While we may not all agree on specific genders having superior abilities in particular areas, I do believe that for most couples, each spouse brings a particular set of strengths to the table. In having these strengths, it is sometimes easy for couples to take the approach of “divide and conquer” in particular roles in the family. One may handle the organizational aspects of the family, while another deals with the dollars and cents for the family. What we sometimes see as a result in the area of the family’s finances is one spouse being entirely involved and engaged, while the other spouse takes a hands-off approach and may be completely ignorant of all things financial. In many cases, the uninvolved spouse takes this approach because they have the ultimate trust in their spouse. While I am thankful there is this level of trust between spouses, I would caution that this approach may present some difficulties for an uninvolved spouse in later life. Additionally, it may be shortchanging the breadth and depth of your planning, by not engaging that second brain, which research suggests is wired and connected differently.
First, because life is uncertain, having both spouses involved in financial conversations helps ensure that in the event of an untimely death, there will be no financial surprises.
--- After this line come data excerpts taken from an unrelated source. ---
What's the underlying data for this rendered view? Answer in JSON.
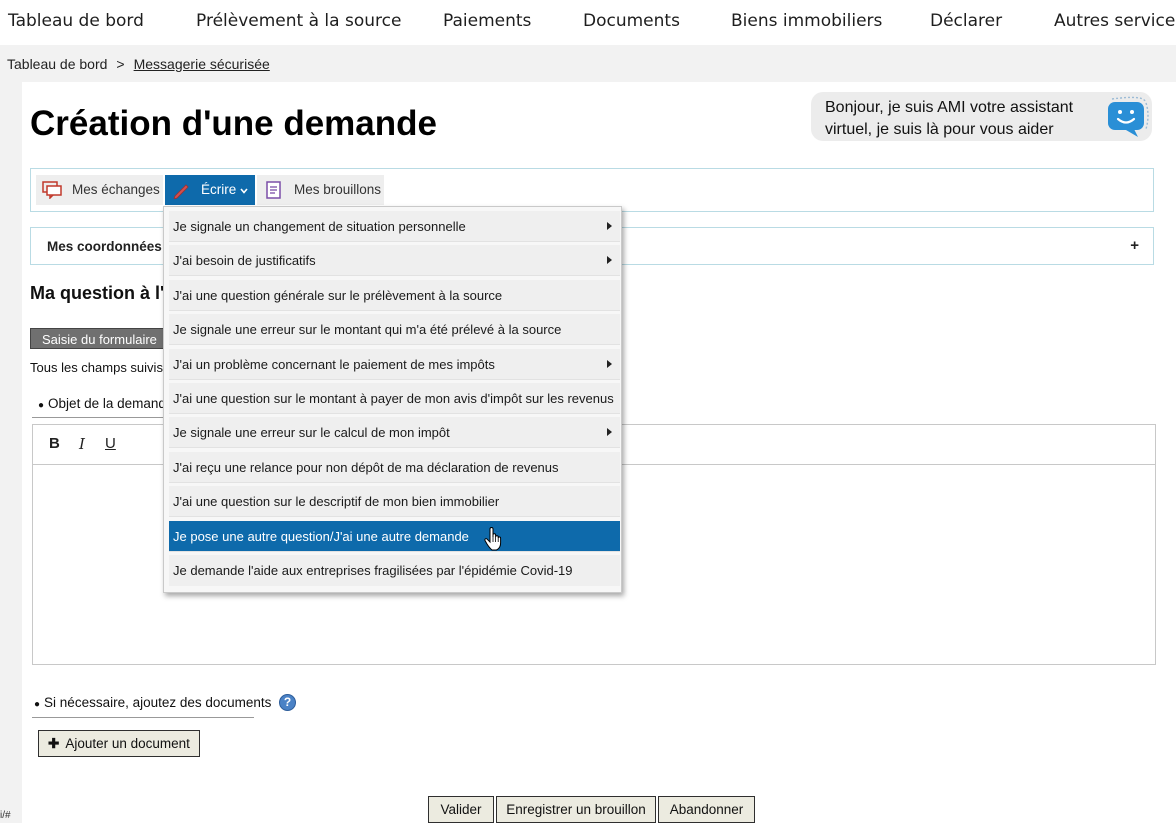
{
  "nav": {
    "items": [
      "Tableau de bord",
      "Prélèvement à la source",
      "Paiements",
      "Documents",
      "Biens immobiliers",
      "Déclarer",
      "Autres services"
    ]
  },
  "breadcrumb": {
    "home": "Tableau de bord",
    "separator": ">",
    "current": "Messagerie sécurisée"
  },
  "page": {
    "title": "Création d'une demande"
  },
  "assistant": {
    "text": "Bonjour, je suis AMI votre assistant virtuel, je suis là pour vous aider",
    "icon": "chat-bubble-smile-icon"
  },
  "tabs": [
    {
      "label": "Mes échanges",
      "icon": "messages-icon"
    },
    {
      "label": "Écrire",
      "icon": "pencil-icon",
      "active": true
    },
    {
      "label": "Mes brouillons",
      "icon": "draft-document-icon"
    }
  ],
  "coordinates": {
    "label": "Mes coordonnées",
    "toggle": "+"
  },
  "question": {
    "title": "Ma question à l'"
  },
  "form": {
    "step_label": "Saisie du formulaire",
    "required_note": "Tous les champs suivis",
    "subject_label": "Objet de la demand",
    "editor_buttons": [
      "B",
      "I",
      "U"
    ],
    "documents_label": "Si nécessaire, ajoutez des documents",
    "add_document": "Ajouter un document",
    "bullet": "●"
  },
  "actions": {
    "submit": "Valider",
    "save_draft": "Enregistrer un brouillon",
    "cancel": "Abandonner"
  },
  "status_bar": {
    "text": "i/#"
  },
  "dropdown": {
    "items": [
      {
        "label": "Je signale un changement de situation personnelle",
        "submenu": true
      },
      {
        "label": "J'ai besoin de justificatifs",
        "submenu": true
      },
      {
        "label": "J'ai une question générale sur le prélèvement à la source",
        "submenu": false
      },
      {
        "label": "Je signale une erreur sur le montant qui m'a été prélevé à la source",
        "submenu": false
      },
      {
        "label": "J'ai un problème concernant le paiement de mes impôts",
        "submenu": true
      },
      {
        "label": "J'ai une question sur le montant à payer de mon avis d'impôt sur les revenus",
        "submenu": false
      },
      {
        "label": "Je signale une erreur sur le calcul de mon impôt",
        "submenu": true
      },
      {
        "label": "J'ai reçu une relance pour non dépôt de ma déclaration de revenus",
        "submenu": false
      },
      {
        "label": "J'ai une question sur le descriptif de mon bien immobilier",
        "submenu": false
      },
      {
        "label": "Je pose une autre question/J'ai une autre demande",
        "submenu": false,
        "highlighted": true
      },
      {
        "label": "Je demande l'aide aux entreprises fragilisées par l'épidémie Covid-19",
        "submenu": false
      }
    ]
  },
  "colors": {
    "accent": "#0e6aab",
    "border_accent": "#b9dbe4"
  }
}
I have seen the impact an untimely death can have on an uninformed spouse when suddenly thrust into the role of primary financial decision-maker. Worse yet is when this happens and the deceased spouse also left a financial mess for the survivor to sort out. This doesn’t mean that one spouse can’t still take the primary role of financial guru, but it should not be occurring in isolation of the other spouse. Second, by having both spouses involved and engaged in their financial decision-making and planning for the future, your family is benefiting from multiple perspectives and different viewpoints. This can serve to elevate the discussion with approaches and options which may never have been considered without the second spouse present. Because each spouse brings different backgrounds and biases to their thinking, as well as any neural connection differences which may exist, the conversations are enhanced and deepened with the engagement of both spouses.
If you are a trusting partner who has always deferred all things financial to your spouse, I encourage you to engage in these discussions and learn. Know what your family’s financial situation entails. This does not show a lack of trust on your part; it shows a desire to participate fully in the future well-being of your family. And as research is showing, it may be that a second perspective added to the discussions can be a very valuable asset to your financial future.